Carlton FC player, Tayla Harris said she was humbled and excited by this statue and what it represented.

“It doesn’t matter if you’re a man or a woman, young or old – everyone has a right to do what they love,” Ms Harris said.

“That’s what I want people to see when they look at this.”

Unveiling a prototype of the statue in Melbourne’s Federation Square today, NAB’s Chief Customer Experience Officer, Rachel Slade said she hoped it would light a fire inside women and men both young and old to stand up for what they believed in.

“Bronze statues typically commemorate the greatness of an individual. This statue symbolises the potential of a generation,” Ms Slade said.

“Greatness shouldn’t be confined to goals, kicks, runs, medals or gender. It’s also about all of us realising our potential.

“When the kids of today saw that photo of Tayla, and when they see this statue, they shouldn’t see gender. They should see strength, athleticism and possibility, and that has the power to change the future.”

Created by sculptor Terrance Plowright in the Blue Mountains of New South Wales, the final bronze statue is expected to weigh one tonne and has taken over 2000 hours to make to date.

NAB is working with Tayla to determine where the finished statue should permanently live once complete, which is expected to be in early 2020.

“We’ve been a proud partner of the AFL since 2002, and the NAB AFL Women’s Competition since inception, and to be able to work with them on a very real female pathway from the grass roots of Auskick through to elite competition is very rewarding,” Ms Slade said.

“This statue was made for the community, and our hope is that it reignites some important conversations on sporting fields and in offices alike.”

AFL General Manager Commercial Kylie Rogers said the partnership with NAB created ongoing opportunities to celebrate the unique stories that inspire others.

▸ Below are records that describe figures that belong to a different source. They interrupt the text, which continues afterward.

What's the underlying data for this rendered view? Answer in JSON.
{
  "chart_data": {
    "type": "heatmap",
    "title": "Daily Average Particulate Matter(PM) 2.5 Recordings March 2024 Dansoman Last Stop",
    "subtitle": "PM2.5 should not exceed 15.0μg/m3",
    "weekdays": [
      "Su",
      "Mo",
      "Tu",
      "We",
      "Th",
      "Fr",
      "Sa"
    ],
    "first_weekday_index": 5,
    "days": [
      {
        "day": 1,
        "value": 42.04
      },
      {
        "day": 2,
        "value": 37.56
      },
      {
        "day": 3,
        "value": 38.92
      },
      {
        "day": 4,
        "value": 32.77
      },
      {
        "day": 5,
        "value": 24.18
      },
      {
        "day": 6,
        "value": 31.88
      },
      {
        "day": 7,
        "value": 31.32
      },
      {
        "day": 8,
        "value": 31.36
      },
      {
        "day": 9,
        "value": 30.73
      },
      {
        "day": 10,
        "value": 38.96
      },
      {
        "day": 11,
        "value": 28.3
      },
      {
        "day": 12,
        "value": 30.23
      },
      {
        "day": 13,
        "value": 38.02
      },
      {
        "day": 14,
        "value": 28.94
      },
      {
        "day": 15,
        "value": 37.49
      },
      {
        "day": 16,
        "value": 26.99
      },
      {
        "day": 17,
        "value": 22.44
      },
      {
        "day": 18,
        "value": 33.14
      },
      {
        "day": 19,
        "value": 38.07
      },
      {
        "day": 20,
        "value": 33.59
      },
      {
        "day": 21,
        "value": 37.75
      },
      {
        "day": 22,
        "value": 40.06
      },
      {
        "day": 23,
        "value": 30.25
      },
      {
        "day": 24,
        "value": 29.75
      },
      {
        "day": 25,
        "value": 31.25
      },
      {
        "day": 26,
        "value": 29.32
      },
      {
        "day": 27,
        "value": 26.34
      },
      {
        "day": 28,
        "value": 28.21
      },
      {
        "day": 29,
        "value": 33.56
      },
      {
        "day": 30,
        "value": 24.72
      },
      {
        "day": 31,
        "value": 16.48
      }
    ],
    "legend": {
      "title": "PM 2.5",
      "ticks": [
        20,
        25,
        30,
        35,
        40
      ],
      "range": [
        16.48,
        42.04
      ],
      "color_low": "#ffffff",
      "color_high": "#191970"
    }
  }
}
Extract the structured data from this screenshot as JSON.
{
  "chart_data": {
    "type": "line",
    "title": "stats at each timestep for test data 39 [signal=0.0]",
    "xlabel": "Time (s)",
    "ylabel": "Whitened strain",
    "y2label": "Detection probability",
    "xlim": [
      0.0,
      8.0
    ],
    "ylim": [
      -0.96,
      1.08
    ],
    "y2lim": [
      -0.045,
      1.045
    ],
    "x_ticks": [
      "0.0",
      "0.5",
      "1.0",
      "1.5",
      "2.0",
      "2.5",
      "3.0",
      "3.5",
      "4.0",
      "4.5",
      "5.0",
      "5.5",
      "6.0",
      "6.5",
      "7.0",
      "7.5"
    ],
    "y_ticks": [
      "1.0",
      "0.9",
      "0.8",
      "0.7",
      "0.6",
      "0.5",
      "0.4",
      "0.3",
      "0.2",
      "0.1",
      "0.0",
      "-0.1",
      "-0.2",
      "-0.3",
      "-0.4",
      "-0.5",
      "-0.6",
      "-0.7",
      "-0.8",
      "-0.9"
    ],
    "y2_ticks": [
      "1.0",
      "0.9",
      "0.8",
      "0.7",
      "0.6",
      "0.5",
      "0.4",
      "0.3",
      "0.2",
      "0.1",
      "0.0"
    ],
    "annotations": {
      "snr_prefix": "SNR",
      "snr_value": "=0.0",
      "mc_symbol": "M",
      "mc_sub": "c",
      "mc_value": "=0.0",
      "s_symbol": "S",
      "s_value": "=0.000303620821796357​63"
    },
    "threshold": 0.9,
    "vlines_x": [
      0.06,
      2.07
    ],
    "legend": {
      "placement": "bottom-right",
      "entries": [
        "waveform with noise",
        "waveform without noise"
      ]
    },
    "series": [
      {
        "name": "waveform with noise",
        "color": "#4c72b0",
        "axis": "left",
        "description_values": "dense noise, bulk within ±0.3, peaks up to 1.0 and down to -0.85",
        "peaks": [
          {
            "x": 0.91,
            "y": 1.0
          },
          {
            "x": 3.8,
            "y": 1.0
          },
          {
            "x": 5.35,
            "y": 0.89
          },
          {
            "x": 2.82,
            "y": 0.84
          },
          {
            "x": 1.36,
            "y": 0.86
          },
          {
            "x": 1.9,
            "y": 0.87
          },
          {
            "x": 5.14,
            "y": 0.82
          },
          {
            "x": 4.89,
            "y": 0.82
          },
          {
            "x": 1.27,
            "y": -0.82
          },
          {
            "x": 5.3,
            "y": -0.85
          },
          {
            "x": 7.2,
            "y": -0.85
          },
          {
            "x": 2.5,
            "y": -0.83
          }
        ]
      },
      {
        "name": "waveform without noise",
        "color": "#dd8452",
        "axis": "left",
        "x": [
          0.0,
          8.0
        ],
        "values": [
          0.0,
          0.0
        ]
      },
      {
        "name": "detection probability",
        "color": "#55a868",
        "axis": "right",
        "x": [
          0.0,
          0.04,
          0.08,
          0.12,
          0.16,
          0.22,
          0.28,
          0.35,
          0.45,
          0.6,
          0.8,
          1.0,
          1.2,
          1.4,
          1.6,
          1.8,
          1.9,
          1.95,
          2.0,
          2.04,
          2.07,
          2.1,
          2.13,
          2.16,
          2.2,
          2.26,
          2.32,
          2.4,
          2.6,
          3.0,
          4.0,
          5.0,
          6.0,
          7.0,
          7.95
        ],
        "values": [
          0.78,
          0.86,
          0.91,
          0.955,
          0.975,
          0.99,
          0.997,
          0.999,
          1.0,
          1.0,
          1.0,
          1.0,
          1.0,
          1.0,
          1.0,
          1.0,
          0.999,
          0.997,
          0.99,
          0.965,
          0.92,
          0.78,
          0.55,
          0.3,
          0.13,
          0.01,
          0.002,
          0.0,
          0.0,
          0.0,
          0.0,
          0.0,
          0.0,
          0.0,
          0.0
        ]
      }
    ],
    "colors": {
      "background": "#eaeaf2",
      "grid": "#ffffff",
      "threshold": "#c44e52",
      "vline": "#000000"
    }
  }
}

“We enjoy a genuine partnership with NAB, who have supported the AFL in bringing the NAB AFL Women’s Competition to life since its inaugural season in 2017. Over the years we’ve seen the competition turn into a movement, uniting fans who are passionate about footy being a game for everyone,” Mrs Rogers said.

The prototype statue will remain in Federation Square until after the 2019 Toyota AFL Finals Series on Sunday 29 September, 2019.